Roderick’in süregelen şirket davaları nedeniyle mahkeme salonundaki kadim düşmanı savcı Charles Auguste Dupin. Savcı, Fortunato’nun ürettiği ilaçların opioid salgınında oynadığı büyük rol nedeniyle Usher'ların yakasına yapışmış, 74 farklı suçtan yargılanmalarının peşinde.

Bu nedenle de Roderick’in kendisini aramasına şaşırıyor. Aramanın ötesinde adam, eski harabeye dönmş çocukluk evinde onunla buluşmasını istiyor. Üstelik gelip kendisini dinlerse suçlamanın tamamını itiraf edeceğine söz veriyor. Gecenin uzun olacağı belli.

Bir zamanlar Jedi’dı şimdi ise İşbitirici

Star Wars’un Luke Skywalker’ı olarak kalpleri kazanan oyuncu Mark Hamill, dizinin en önemli rollerinden biri olan işbitirici Arthur Pym rolünde elini kirletmekten geri durmuyor, harika bir perfomans veriyor.

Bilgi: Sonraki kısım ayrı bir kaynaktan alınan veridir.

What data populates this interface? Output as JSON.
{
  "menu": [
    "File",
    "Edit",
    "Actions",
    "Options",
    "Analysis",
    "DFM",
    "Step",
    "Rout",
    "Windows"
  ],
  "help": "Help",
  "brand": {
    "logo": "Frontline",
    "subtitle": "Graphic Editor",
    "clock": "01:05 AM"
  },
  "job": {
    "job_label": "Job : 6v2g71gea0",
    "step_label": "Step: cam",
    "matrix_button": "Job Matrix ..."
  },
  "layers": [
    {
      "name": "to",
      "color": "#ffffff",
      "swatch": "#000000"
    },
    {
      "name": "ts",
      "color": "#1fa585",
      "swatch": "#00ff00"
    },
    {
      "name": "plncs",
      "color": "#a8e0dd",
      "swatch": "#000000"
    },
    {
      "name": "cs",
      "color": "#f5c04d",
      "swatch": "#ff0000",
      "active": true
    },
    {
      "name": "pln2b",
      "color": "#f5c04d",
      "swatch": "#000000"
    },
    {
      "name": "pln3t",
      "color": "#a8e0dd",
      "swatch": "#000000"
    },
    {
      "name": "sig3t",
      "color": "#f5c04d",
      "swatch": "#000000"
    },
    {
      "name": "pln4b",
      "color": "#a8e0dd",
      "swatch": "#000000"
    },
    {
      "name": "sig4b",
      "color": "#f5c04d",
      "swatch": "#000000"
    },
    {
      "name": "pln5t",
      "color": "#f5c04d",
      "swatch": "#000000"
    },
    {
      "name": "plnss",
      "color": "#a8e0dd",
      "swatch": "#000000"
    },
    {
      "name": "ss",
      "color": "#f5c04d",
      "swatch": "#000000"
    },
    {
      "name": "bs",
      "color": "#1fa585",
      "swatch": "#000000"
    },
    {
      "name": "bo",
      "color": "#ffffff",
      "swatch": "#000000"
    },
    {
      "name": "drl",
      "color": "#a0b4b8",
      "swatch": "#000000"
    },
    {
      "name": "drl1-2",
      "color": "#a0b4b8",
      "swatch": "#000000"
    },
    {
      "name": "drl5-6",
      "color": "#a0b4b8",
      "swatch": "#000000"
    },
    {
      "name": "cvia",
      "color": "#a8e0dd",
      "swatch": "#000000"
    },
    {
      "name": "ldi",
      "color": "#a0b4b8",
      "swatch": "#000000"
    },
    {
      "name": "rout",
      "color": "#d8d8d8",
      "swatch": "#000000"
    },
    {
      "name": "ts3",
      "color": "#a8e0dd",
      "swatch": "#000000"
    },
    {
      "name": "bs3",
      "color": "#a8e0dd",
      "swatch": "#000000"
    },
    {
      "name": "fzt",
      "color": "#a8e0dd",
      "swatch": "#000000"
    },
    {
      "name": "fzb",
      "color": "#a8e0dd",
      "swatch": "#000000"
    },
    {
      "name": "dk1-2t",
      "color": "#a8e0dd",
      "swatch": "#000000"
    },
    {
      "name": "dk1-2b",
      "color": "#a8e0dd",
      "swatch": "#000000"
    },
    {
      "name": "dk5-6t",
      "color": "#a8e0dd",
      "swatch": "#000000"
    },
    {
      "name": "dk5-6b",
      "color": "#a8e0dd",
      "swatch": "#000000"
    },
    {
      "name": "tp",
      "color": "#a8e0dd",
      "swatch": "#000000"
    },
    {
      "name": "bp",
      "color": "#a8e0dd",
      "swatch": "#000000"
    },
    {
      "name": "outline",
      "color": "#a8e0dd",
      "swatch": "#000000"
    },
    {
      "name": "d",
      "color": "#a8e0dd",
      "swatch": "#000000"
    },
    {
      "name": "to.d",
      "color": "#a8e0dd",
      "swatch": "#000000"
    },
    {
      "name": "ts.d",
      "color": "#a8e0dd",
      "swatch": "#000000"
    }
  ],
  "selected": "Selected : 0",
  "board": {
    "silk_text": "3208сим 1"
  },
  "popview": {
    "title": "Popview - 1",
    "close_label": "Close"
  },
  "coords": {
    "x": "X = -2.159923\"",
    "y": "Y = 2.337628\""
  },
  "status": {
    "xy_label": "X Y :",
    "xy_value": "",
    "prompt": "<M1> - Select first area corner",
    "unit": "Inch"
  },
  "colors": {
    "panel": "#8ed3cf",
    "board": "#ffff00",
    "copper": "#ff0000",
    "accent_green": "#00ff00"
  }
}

Roderick rolünde yakın zamanda The Resident’ın Randolph Bell’i olarak ekrana gelen Bruce Greenwood oldukça karizmatik ve başarılı. Ölüm meleği Verna rolündeki Carla Gugino ile yine bir başka Mike Flanagan’a filmi olan Gerald's Game’de başrolleri paylaşmışlardı.

Roderick ve Madeline, diziye adını veren hikayeden karakterler. Verna’nın adı İngilizce kuzgun anlamına gelen raven’in anagramı, Poe'nun bir şiirinden esinlenilmiş. Dupin ise yine yazarın birden fazla hikayesindeki ama amatör dedektif karakterine gönderme. Arthur Pym yine bir romanının baş karakteri iken tüm çocuklarının adları birer hikayeye bağlanmış durumda.

Geçmişin peşini bırakmaması, suçluluk duygusu, adalet ve intikam kısa öykülerin içinde izleyiciyi yakalıyor. Roderick ve Madeline suçlu olabilir ancak çocukların da pek doğru kararlar verdiği söylenemez, kendi sonlarını hızlandırdıkları aşikar. Son bölümüne kadar nasıl bu noktaya geldiklerini izlemek istiyorsunuz.

Dopesick, Painkiller ve Succession gibi yakın zamanda yayınlanan başarılı dizilerdeki zenginlik, bencillik ve işlevsiz aile yanlarıyla izleyiciye tanıdık geliyor Usher’lar.  Poe hayranları diziyi izlerken, referansları yakalayarak farklı bi keyif alıyor olabilir ancak yazarın eserlerine hakim olmasanız da dizinin kesinlikle ilgi çekici ve izlenmeye değer olduğunu söyleyebilirim.